The general idea is . Burton takes an outdated but genuinely scientific approach to what we would now call depression. He leans on tons of ancient but also contemporary history for anecdotes and quotes, the bible is quoted constantly and christianity is hugely significant, not just as a source of stories but, as he believes, as a succor to those in pain.
>Thou art here vexed in this world; but say to thyself, "Why are thou troubled, O my soul?" Is not God better to thee than all temporalities, and momentary pleasures of the world? be the pacified. And though thou beest now peradventure in extreme want, it may be 'tis for thy further good, to try thy patience, as it did Job's, and exercise thee in this life: trust in God, and rely upon Him, and thou shalt be crowned in the end. What's this life to eternity?...God is a spectator of all thy miseries, He sees thy wrongs, woes, and wants..."Rejoice not against me, O my enemy; for though I fall, I shall rise: when I sit in darkness, the Lord shall lighten me."
With that said, it doesn't stray into platitudes. It reads as though Burton himself were/had been depressed, so he empathizes and acknowledges that sometimes faith isn't enough, and that depression is a very real and human pain. One of the best sections is about suicide, which he does not condone or approve of, but recognizes as possibly "good" and sometimes necessary:
>Out of the anguish and vexation of their souls, [men] offer violence to themselves...They seek at last, finding no comfort, no remedy in this wretched life, to be eased of all by death...There remains no more to such persons, if that heavenly Physician, by His assisting grace and mercy alone, do not prevent (for no human persuasion or art can help), but to be their own butchers...One day of grief is an hundred years...a cruel torture of the soul, a most inexplicable grief, poisoned worm, consuming body and soul and gnawing the very heart, a perpetual executioner, a continual night...a plague of the soul, the cramp and convulsion of the soul; an epitome of hell, and if there be a hell upon earth, it is to be found in a melancholy man's heart.
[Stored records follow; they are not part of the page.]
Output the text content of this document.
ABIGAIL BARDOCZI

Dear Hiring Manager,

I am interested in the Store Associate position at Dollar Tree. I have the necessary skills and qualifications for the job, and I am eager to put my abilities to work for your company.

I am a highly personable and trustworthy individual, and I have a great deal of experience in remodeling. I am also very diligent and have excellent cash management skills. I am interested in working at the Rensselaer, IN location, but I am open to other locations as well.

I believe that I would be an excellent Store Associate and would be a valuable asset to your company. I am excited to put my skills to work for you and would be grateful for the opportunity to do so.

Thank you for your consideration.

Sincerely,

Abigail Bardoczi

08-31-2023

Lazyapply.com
>Seneca well adviseth: be justly offended with [the suicide[ as he was a murderer, but pity him now as a dead man. Thus of their goods and bodies we can dispose; but what shall become of their souls, God alone can tell; His mercy may come betwixt the bridge and the brook, the knife and the throat. What happens to someone may happen to anyone. Who knows how he may be tempted? It is his case, it may be thine. We ought not to be so rash and rigorous in our censures as some are; charity will judge and hope the best; God be merciful unto us all!